Suchan Kinoshita
Stuff
31 May – 29 June 1996
Suchan Kinoshita’s installation Stuff (1995), focused on a by-product of our cleaning rituals: human detritus. Kinoshita collected her raw material from used vacuum bags given to her by acquaintances and, having transformed the gallery into a makeshift laboratory, subjected it to a process of painstaking examination. The pieces of ‘stuff’, such as balls of hair and bits of fluff, were carefully classified and then sorted according to a labour-intensive system that looked as if it had been devised by an eccentric archaeologist, conducting research into the habits of our contemporary age. By taking stock of the detritus in this way, Kinoshita’s work subtly gauged the passage of time, converting the hair and fluff into fragile ‘evidence’ suggestive of past events and experiences.
Although the installation represents the artist’s quest for order, it had a playfully chaotic aesthetic: the cluttered glass shelves looked precarious, the structure unstable. In offering up this residual matter for public scrutiny, she took it out of the intimate realm of domesticity and into one of quasi-scientific categorisation—through being ordered, the gathered ‘stuff’ acquired a poetic innocence that seemed to transcend the notion of ‘valueless’ material.
Kinoshita was born in Japan and, before deciding to make art, studied theatre and music in Germany. This training was perceptible in her installation’s resemblance to a stage set. The tools employed to carry out her curious investigation—including brushes, rubber gloves, lamps and a goldfish bowl full of water—were displayed as if recently set down, implying a participatory experience for those who ventured into the gallery.
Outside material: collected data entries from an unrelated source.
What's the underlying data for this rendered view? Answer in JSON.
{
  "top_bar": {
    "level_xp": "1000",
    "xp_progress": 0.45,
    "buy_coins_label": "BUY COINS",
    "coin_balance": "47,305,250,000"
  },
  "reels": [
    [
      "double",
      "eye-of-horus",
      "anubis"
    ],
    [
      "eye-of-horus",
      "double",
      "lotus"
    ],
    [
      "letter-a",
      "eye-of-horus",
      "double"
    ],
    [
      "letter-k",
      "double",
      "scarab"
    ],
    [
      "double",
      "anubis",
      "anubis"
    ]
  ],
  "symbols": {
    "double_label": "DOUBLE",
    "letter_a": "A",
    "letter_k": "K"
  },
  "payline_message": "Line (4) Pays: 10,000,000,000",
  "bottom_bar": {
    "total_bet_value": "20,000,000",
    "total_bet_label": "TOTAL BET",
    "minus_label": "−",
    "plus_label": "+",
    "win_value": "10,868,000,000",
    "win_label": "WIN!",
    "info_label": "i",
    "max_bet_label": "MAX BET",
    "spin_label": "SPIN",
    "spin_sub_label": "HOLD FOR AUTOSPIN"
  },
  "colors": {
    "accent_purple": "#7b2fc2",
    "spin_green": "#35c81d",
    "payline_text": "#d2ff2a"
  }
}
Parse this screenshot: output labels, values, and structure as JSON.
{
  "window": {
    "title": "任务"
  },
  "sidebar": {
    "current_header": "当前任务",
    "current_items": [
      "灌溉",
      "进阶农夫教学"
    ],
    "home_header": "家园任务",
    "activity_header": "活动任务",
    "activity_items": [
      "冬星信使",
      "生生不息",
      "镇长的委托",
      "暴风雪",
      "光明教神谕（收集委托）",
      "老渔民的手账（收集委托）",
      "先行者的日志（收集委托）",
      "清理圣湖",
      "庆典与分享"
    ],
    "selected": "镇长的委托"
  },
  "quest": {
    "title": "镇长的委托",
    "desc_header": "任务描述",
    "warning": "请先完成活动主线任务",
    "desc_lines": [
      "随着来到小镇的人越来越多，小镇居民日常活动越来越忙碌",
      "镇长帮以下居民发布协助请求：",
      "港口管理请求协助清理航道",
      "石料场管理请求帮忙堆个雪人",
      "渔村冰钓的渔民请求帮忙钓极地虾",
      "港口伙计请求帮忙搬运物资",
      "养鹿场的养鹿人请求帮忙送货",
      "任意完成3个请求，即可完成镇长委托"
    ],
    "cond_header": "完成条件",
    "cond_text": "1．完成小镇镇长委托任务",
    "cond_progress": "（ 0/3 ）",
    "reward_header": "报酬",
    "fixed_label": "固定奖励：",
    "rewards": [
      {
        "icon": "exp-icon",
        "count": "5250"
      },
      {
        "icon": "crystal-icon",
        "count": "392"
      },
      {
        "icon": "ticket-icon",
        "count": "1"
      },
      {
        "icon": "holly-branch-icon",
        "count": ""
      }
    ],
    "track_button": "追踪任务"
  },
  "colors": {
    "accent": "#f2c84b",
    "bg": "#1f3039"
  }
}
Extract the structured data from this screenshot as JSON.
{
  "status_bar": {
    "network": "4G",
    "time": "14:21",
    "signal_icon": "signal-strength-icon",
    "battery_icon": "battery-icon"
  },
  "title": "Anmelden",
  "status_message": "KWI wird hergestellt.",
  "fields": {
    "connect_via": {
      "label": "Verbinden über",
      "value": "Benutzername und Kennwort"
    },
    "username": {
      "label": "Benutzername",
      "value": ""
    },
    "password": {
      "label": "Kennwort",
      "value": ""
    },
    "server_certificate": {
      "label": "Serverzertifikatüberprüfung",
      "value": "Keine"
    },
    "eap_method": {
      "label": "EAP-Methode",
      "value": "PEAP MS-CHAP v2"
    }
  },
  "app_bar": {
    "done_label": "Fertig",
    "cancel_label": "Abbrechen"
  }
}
And as Kinoshita collapsed conventional hierarchies by assigning value to substances that are usually discarded, she also highlighted the frailty of our bodies by revealing the dead matter we shed on a daily basis.
In the adjoining room Kinoshita exhibited two cardboard boxes punctured by illuminated fairy lights which spell the word ‘Nowhere’, with its inherent semantic suggestion that ‘Now + Here = Nowhere’.